One of Scarborough Cycles' group rides starting at AccessPoint on Danforth

The Danforth Complete Street sadly ends 50 metres from our front door of AccessPoint on Danforth as it crosses Victoria Park which is the border of the old Scarborough and East York. The City has a terrific and ambitious plan to build that out right along Danforth and onto Kingston Road all the way to Scarborough Golf Club Road which already has plans passed by council and improvements are under way for the next couple of years. This project would connect several communities and make the streets so much safer for all people.

There's so much conflict every day on these roads, noise pollution, and road rage; but there’s so much potential to connect and build a complete street along Danforth and Kingston. It will extend the network and connect to some important destinations; some of which are recreational like the Scarborough Bluffs and some of which are everyday stuff like our shops, community centres, libraries, and daycares. The public consultations for this project will happen in early 2024 which has been delayed a few times already because of the by-election happening now in Scarborough Southwest. Hopefully, whoever that new councillor is can help make our roads safer and our communities more resilient and livable.

RZ: What piece of advice would you share with those who want to improve cycling in Scarborough?
MM: Actually, a few people ask me this question about what else can we do. Let’s take a situation where they’re a recreational cyclist who puts their bike on their car rack on a sunny day to drive to the Martin Goodman Trail, Milliken Park, Malvern, or wherever their favourite park is to ride. That’s really good, but I would challenge them to try to pick it up every day. Encourage them to see how much you can do by bike, especially at the local level.

I’m fully aware that not everyone can do it. I hear all the perspectives such as the need to shop for a large family, or visit friends across town, or the requirement to drive for work purposes. I fully understand this. We are facing all sorts of different problems including the climate crisis and bikes are an important solution, but it will take time to get there. I know not everyone is amenable to it, but their neighbour, son or daughter, or family member might be. That’s why we build it. We want our communities to be more equitable, the reality is not everyone can afford a car, or even wants to own a car - so it really is about transportation equity.

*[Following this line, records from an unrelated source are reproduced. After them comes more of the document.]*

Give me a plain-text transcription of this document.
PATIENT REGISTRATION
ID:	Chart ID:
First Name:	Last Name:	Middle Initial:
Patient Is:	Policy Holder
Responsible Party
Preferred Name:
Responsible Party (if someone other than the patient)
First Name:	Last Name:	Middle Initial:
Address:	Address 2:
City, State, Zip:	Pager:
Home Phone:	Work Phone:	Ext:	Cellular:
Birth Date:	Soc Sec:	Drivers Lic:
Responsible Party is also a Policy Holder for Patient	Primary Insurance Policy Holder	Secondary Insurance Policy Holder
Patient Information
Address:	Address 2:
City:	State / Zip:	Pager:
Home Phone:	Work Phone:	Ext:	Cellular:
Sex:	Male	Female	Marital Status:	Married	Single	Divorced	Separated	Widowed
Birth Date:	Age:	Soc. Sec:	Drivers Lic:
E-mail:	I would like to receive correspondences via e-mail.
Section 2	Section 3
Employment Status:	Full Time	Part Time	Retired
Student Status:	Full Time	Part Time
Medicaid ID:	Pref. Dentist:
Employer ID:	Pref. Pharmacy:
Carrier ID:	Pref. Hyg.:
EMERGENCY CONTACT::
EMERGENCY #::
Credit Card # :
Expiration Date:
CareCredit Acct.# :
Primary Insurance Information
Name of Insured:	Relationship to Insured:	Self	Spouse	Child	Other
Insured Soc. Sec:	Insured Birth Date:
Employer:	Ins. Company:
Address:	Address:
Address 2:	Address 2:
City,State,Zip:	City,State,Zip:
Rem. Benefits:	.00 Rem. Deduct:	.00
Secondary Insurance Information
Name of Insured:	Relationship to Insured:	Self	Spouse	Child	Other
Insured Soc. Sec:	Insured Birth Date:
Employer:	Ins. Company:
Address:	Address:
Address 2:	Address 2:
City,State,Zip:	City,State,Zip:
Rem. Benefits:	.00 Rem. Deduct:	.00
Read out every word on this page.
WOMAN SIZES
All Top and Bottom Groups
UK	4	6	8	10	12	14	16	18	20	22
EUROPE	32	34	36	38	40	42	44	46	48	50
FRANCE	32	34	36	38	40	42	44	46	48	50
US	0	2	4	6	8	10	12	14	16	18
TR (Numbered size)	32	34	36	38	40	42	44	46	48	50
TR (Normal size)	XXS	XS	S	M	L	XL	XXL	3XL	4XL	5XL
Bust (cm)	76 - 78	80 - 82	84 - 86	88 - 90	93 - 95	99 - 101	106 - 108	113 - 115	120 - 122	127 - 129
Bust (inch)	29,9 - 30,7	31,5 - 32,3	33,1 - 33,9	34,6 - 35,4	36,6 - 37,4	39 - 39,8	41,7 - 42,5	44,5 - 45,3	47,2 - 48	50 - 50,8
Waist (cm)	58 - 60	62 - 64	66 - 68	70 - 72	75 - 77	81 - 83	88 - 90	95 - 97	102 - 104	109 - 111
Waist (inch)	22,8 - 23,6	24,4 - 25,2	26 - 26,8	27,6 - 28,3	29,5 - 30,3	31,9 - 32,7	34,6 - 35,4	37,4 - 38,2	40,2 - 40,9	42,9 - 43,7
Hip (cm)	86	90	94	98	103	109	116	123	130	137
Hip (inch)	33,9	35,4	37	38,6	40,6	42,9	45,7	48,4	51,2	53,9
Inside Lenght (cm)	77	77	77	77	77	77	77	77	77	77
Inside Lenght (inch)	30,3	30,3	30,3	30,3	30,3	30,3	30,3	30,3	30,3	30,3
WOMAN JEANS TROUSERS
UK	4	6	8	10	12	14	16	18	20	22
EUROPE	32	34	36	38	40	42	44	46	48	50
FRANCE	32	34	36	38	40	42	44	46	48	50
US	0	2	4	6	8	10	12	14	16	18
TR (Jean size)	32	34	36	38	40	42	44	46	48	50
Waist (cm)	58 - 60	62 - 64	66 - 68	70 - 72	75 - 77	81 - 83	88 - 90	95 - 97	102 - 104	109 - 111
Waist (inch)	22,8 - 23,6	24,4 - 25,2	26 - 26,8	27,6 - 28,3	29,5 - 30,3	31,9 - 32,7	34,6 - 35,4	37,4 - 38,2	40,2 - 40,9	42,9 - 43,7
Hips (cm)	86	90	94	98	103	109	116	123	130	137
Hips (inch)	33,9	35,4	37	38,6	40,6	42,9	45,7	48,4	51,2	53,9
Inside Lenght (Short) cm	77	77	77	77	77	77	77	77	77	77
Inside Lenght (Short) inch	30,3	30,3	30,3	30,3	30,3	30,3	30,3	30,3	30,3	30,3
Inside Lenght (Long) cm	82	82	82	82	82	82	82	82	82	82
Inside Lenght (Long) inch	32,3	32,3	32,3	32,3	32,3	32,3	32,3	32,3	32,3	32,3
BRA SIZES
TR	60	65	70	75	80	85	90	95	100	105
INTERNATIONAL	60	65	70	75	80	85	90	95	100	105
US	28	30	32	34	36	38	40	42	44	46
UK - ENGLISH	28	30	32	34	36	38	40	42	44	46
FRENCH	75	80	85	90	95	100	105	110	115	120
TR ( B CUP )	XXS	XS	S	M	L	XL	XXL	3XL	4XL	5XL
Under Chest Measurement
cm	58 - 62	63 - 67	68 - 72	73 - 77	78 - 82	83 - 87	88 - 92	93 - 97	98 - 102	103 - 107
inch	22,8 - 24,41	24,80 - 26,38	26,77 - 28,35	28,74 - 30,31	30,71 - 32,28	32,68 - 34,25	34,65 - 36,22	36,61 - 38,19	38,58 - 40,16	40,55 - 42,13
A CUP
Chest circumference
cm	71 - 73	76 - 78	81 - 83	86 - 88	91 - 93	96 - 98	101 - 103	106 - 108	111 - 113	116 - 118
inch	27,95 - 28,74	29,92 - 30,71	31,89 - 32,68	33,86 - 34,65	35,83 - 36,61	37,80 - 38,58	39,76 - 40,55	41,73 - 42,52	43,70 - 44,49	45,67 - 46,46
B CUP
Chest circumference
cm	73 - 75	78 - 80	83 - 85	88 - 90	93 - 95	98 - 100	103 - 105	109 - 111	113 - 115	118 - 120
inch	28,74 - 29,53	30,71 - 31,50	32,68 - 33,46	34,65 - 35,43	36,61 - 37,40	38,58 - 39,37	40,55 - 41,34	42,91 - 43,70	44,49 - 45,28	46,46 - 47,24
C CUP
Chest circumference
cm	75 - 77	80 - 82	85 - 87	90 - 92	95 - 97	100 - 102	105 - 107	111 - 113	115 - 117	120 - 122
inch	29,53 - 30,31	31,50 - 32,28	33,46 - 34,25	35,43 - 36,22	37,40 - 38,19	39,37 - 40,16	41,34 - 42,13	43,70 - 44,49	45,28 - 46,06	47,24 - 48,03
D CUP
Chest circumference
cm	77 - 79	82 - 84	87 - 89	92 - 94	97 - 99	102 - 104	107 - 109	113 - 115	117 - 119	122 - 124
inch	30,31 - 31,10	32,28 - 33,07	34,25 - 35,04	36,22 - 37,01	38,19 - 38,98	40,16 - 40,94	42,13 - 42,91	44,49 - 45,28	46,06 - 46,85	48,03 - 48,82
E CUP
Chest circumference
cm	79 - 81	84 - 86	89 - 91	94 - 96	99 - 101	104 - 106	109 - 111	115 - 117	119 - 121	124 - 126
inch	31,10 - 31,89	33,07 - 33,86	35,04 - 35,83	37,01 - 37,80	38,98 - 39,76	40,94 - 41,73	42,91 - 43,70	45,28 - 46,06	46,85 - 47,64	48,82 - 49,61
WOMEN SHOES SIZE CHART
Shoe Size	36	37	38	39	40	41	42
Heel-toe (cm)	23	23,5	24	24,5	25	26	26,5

If you’re already riding as a recreational cyclist, you can connect with us to see if we can help you get you that bit of information to help you ride more, get some route planning advice, or connect you with the wider cycling community in your neighbourhood to help give you that bit of extra push. It’s nice to build these citywide connections, but not everybody is going to ride downtown to Yonge and Dundas. Many people in Scarborough commute only within Scarborough, so the trips originate and end locally. So, open your eyes a little bit and see if you can do some of those local trips.